Sur Wikipédia, une discrète guerre des bots a fait rage pendant dix ans

Sur Wikipédia, le contenu d’une page est parfois un enjeu commercial ou politique. Il peut donner lieu à des guerres d’éditions entre utilisateurs, qui ne cessent de modifier une page en

raison de leurs désaccords. L’un des exemples les plus connus en France: la page sur le réacteur nucléaire EPR, modifiée une cinquantaine de fois après le débat présidentiel de 2007 entre Ségolène Royal et Nicolas Sarkozy, qui s’étaient écharpés pour savoir si l’EPR était un réacteur de troisième ou quatrième génération.

En revanche, on n’imaginait pas que les bots – ces programmes automatisés qui traquent les erreurs et les modifications indues pour aider des éditeurs de Wikipédia débordés – pouvaient eux-aussi se livrer à des guerres d’édition entre machines.

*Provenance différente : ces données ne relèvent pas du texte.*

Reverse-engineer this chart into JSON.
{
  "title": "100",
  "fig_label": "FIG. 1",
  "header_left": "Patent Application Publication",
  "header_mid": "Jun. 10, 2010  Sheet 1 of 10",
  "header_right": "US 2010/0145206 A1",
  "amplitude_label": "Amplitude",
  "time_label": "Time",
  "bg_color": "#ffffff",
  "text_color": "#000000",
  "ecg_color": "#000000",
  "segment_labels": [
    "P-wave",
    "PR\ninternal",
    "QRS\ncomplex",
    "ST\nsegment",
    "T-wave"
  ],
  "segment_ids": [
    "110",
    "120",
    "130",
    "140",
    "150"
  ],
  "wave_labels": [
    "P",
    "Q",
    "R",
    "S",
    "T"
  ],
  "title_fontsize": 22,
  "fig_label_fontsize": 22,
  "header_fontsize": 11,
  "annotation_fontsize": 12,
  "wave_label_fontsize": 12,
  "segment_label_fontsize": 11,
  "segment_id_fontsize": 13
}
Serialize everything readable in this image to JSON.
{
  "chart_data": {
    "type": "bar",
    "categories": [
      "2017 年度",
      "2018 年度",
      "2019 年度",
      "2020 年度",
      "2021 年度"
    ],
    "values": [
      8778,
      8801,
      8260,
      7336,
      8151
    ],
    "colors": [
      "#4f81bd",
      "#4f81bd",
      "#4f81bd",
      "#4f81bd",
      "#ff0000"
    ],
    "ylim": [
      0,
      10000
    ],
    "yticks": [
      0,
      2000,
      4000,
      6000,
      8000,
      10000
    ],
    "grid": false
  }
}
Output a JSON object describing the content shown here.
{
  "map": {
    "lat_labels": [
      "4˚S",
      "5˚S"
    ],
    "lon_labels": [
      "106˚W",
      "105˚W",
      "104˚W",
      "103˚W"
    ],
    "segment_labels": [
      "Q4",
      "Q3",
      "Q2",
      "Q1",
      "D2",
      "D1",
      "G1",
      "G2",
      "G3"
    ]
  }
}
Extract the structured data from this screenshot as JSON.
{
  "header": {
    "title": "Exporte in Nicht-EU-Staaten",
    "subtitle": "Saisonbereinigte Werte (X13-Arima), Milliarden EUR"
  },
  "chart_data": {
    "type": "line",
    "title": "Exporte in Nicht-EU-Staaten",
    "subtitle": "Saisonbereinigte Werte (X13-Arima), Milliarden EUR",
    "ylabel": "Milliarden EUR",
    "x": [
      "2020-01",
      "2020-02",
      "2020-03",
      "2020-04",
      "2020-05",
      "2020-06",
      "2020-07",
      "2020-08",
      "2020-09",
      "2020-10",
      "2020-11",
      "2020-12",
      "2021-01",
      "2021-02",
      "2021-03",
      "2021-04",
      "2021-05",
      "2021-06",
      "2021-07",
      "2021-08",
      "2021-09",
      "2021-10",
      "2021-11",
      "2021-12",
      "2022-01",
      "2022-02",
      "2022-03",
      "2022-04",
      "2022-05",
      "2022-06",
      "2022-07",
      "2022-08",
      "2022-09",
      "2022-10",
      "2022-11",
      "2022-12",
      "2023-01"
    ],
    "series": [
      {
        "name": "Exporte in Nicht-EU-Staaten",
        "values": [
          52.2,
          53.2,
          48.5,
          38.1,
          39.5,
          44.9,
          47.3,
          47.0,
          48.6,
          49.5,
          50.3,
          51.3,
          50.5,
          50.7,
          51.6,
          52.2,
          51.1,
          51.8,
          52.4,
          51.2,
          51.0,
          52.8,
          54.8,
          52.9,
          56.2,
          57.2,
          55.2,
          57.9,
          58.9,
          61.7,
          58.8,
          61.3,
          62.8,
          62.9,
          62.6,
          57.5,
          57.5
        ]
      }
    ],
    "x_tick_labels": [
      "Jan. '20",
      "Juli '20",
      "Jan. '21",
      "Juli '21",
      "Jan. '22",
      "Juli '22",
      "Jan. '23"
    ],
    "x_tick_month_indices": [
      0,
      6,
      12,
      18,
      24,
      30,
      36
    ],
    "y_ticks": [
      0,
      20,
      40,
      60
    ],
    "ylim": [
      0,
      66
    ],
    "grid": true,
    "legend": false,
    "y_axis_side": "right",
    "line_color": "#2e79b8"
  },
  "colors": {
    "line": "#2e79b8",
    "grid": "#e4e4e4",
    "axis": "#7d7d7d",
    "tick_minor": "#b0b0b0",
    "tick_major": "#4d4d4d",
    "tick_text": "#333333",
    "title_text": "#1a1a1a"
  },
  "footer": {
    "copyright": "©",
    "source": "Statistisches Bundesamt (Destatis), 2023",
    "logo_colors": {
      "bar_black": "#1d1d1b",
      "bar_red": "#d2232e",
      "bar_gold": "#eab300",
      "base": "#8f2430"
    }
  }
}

C’est ce qu’affirme une étude de l’université d’Oxford publiée la semaine dernière, qui a analysé le comportement des bots entre 2001 et 2010 sur des pages Wikipédia en treize langues (dont le Français).

0,1% des contributeurs, 15% des modifications

S’ils représentent moins de 0,1% des contributeurs de Wikipedia, les bots étaient responsables de 15% des modifications effectuées sur des pages de l’encyclopédie (toutes langues confondues) en 2014. D’après les chercheurs, les bots sont à la fois moins sévères et plus consensuels que les véritables éditeurs: ils contestent moins souvent une modification que ne le font les humains et leurs propres modifications sont moins souvent contestées.

Mais c’est lorsque les bots interagissent entre eux que les choses peuvent se gâter. “En général les bots se corrigent beaucoup entre eux”, expliquent les auteurs de l’étude. Ainsi, sur la période de dix ans étudiée, chaque bot sur le Wikipédia anglophone a en moyenne annulé les modifications d’un autre bot 105 fois. En comparaison, chaque humain a annulé en moyenne trois fois les modifications d’un autre contributeur.

Les bots se “vengent” plus souvent que les humains

Contrairement à ce que l’on pourrait penser, les humains adoptent moins souvent l’attitude peu constructive consistant à annuler les modifications effectués par quelqu’un qui avait lui-même annulé celles qu’on avait proposées, comme lors du débat présidentiel de 2007. La plupart des humains annulent des modifications concernant un contenu auquel ils n’ont pas contribué, contrairement aux bots, qui se lancent bien plus souvent dans des guerres d’édition avec un autre bot.

Autre phénomène intéressant: les conflits entre deux bots, qui annulent chacun leur tour les modifications de l’autre, peuvent durer des années. Car contrairement aux humains, qui laissent souvent passer moins de 24 heures entre deux retours en arrière, les bots mettent en moyenne un mois à réagir (en raison de la manière dont ils sont paramétrés).

Aussi imprévisibles et inefficaces que les humains

Ces problèmes font arriver l’étude à la conclusion que “les bots sur Wikipedia se comportent et interagissent de manière aussi imprévisible et inefficace que les humains.” C’est probablement dû au caractère décentralisé de l’encyclopédie: des éditeurs créent leurs propres bots chacun dans leur coin, sans aucun méchanisme de coordination. Comme il ne sont jamais programmés de la même manière, ils ne possèdent pas tous les mêmes instructions et peuvent réagir différemment à une même modification. Ces conflits peuvent aussi être le résultat de différences culturelles entre les créateurs de chaque bot, car “tout comme les humains, les bots peuvent se comporter différemment dans différents environnements culturels”, explique l’étude d’Oxford.

En raison d’un changement technique survenu en 2013 dans les liens entre les différentes versions linguistiques d’une même page, dont provenaient la plupart des conflits entre bots, les chercheurs estiment que le problème a disparu aujourd’hui.

Mais pour eux, l’exemple de Wikipédia illustre les problèmes vers lesquels nous allons à mesure que les agents logiciels gagnent en importance et sophistication sur Internet. Les interactions entre bots, voulues ou non, seront inévitables. Les conflits aussi. “Il est crucial de comprendre ce qui peut affecter les relations entre bots afin de concevoir des bots coopératifs qui peuvent gérer les désaccords, éviter les conflits improductifs et remplir leurs missions d’une manière socialement et éthiquement acceptable.”